10 of 12 people found the following review helpful:
5.0 out of 5 stars
One of the best of 2006,
By Kelly Rossiter (Toronto, Ontario Canada) - See all my reviews
This review is from: Lullabies For Little Criminals: A Novel (Paperback)
Heather O'Neill's Lullabies for Little Criminals was one of the best books I read from the 2006 season. It is the story of Baby, a 12 year old girl who lives with her heroin addicted father Jules. They live perilous lives, but Baby doesn't mind because she loves her dad and they are together. When Jules goes into rehab Baby is placed in foster care and her life spirals away from what little protection and stability it had The narrative voice of this twelve year old was completely believable. O'Neill captures the essence of the child teetering on the edge of a very nasty adulthood. The little girl who sits down and plays with dolls after turning tricks is heartbreaking. Baby's relationship with the nerdy kid Xavier in her class is one of the joys of the book. With him she can be a child, have a friend, be openly as smart as she is and feel the stirrings of first love (even though she is already a prostitute). This is a book that you sometimes have to put down and walk away from, but you always come back because the writing is so sharp and clear and the character of Baby is so well drawn that you really care about what happens to her.
3 of 3 people found the following review helpful:
3.0 out of 5 stars
well-written but a bit flat,
By
This review is from: Lullabies For Little Criminals: A Novel (Paperback)
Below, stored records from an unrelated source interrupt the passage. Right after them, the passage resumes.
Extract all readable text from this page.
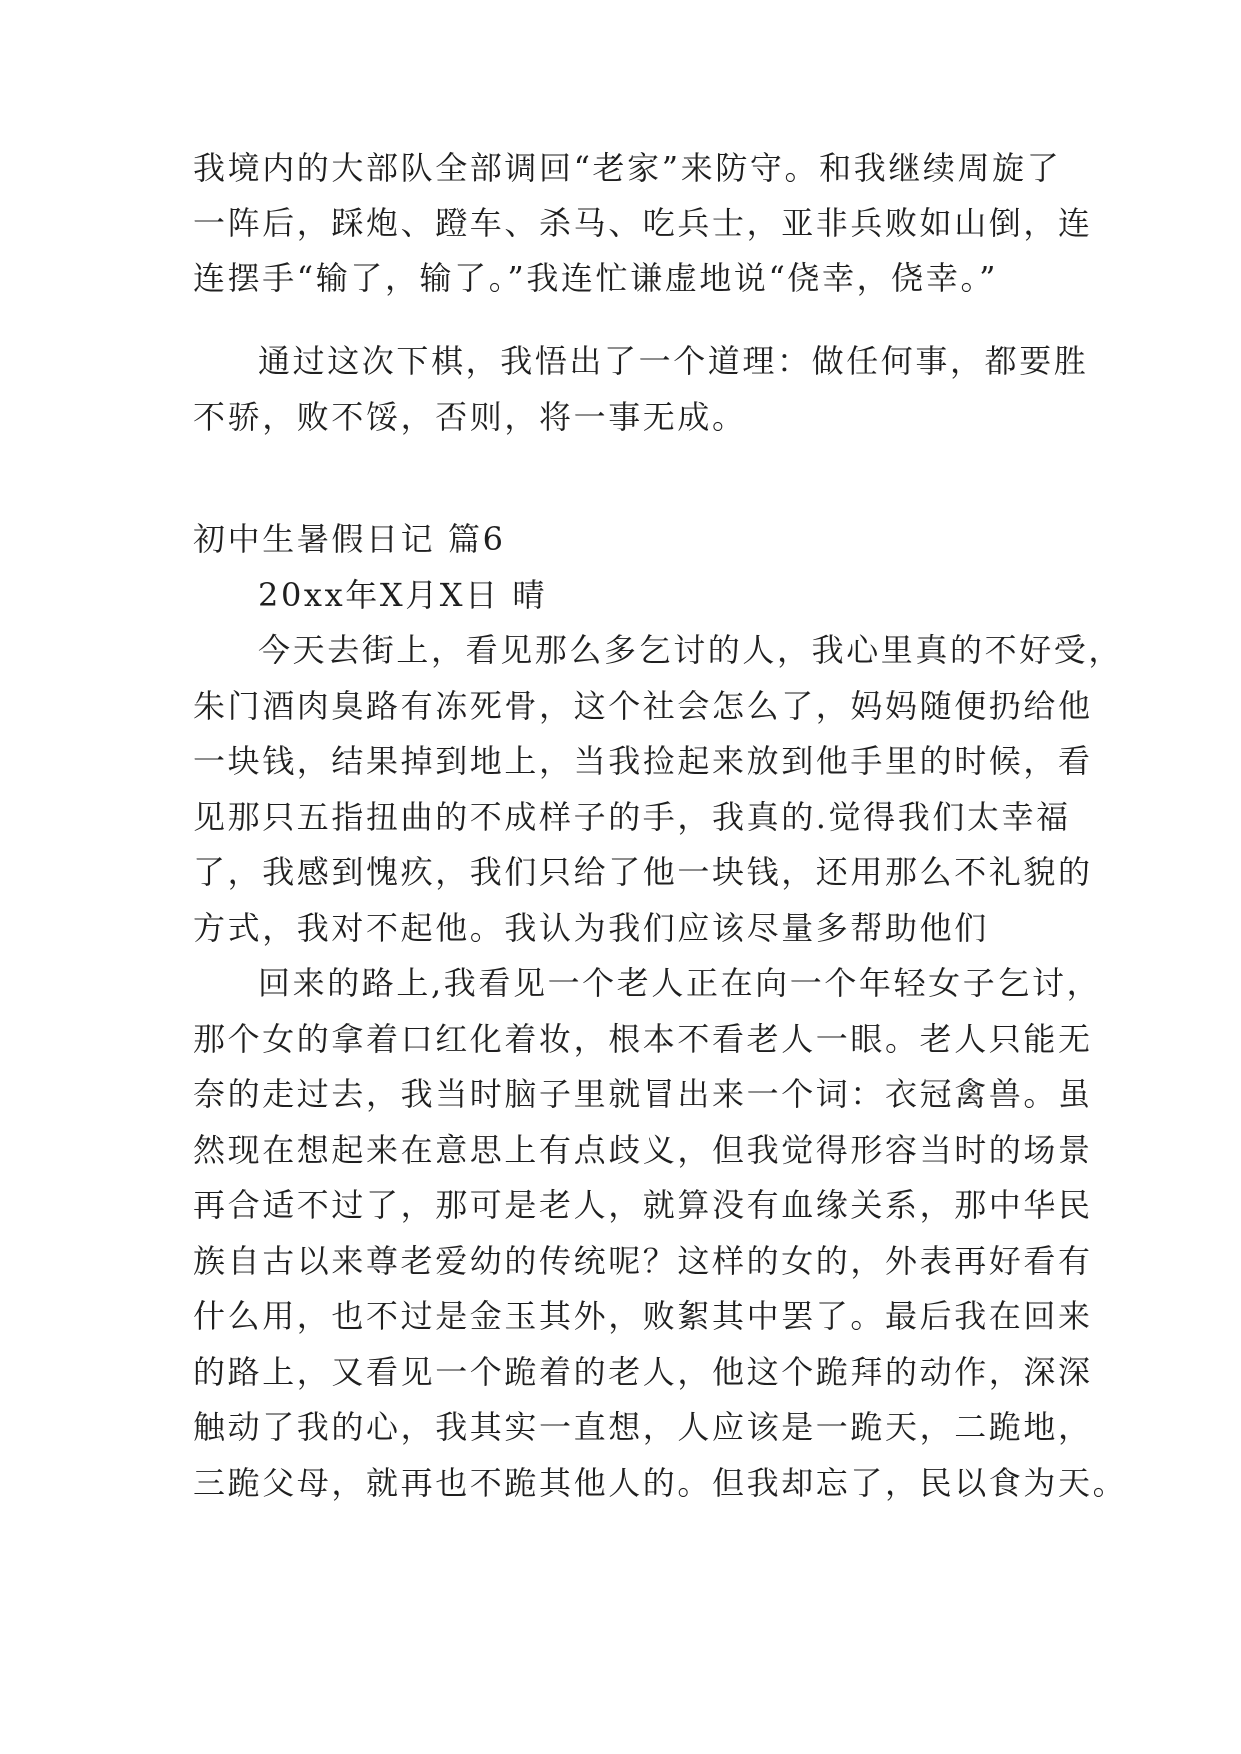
我境内的大部队全部调回“老家”来防守。和我继续周旋了
一阵后，踩炮、蹬车、杀马、吃兵士，亚非兵败如山倒，连
连摆手“输了，输了。”我连忙谦虚地说“侥幸，侥幸。”
通过这次下棋，我悟出了一个道理：做任何事，都要胜
不骄，败不馁，否则，将一事无成。
初中生暑假日记 篇6
20xx年X月X日 晴
今天去街上，看见那么多乞讨的人，我心里真的不好受，
朱门酒肉臭路有冻死骨，这个社会怎么了，妈妈随便扔给他
一块钱，结果掉到地上，当我捡起来放到他手里的时候，看
见那只五指扭曲的不成样子的手，我真的.觉得我们太幸福
了，我感到愧疚，我们只给了他一块钱，还用那么不礼貌的
方式，我对不起他。我认为我们应该尽量多帮助他们
回来的路上,我看见一个老人正在向一个年轻女子乞讨，
那个女的拿着口红化着妆，根本不看老人一眼。老人只能无
奈的走过去，我当时脑子里就冒出来一个词：衣冠禽兽。虽
然现在想起来在意思上有点歧义，但我觉得形容当时的场景
再合适不过了，那可是老人，就算没有血缘关系，那中华民
族自古以来尊老爱幼的传统呢？这样的女的，外表再好看有
什么用，也不过是金玉其外，败絮其中罢了。最后我在回来
的路上，又看见一个跪着的老人，他这个跪拜的动作，深深
触动了我的心，我其实一直想，人应该是一跪天，二跪地，
三跪父母，就再也不跪其他人的。但我却忘了，民以食为天。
[Cross-posted on LibraryThing]
In Lullabies, we follow twelve-year-old Baby as she comes of age in the red light district of Montreal surrounded by drug addicts, pimps, and other neglected children. Her father is a junkie who can't seem to kick his habit and doesn't see the effect it has on his daughter. Her mother died when she was a baby and left a void that Baby constantly tries to fill in completely inappropriate ways. Baby's story is heartbreaking and it's unsettling to read about a twelve-year-old being taken advantage of by pimps and trying to score heroin in a night club. There were times as I was reading that I'd have to remind myself that all of these adult things are being recounted by a child. The story was very well-written and it had moments that were genuinely funny. I enjoyed reading it (as much you can 'enjoy' a book about sad things) but ultimately, it didn't move me as much as I'd thought it would. Despite the subject matter being so heavy and all of these things happening to Baby that would have a big emotional impact on her, they are told in such a matter-of-fact, sort of detached way that it was hard to really connect with it. I also got a sense that the author was holding something back. As Baby gets deeper and deeper into bad situations, you keep expecting the consequences to get worse and something really terrible to happen because in reality, they certainly would for a girl doing the things she does. But O'Neill seems to avoid going too deep. She sets it up, then pulls back. This was my issue with the ending as well. *Minor spoiler alert* The book seemed to be building up towards a dramatic climax, you think things can't possibly get worse for Baby, and then suddenly, she's free and all is well (relatively speaking). The means of her escape is way too convenient and the whole thing felt like a cop-out. *End spoiler* Maybe O'Neill didn't want to drag readers through all that muck and leave them without hope at the end but I think that could have been managed in a way that would have stayed true to the rest of the story.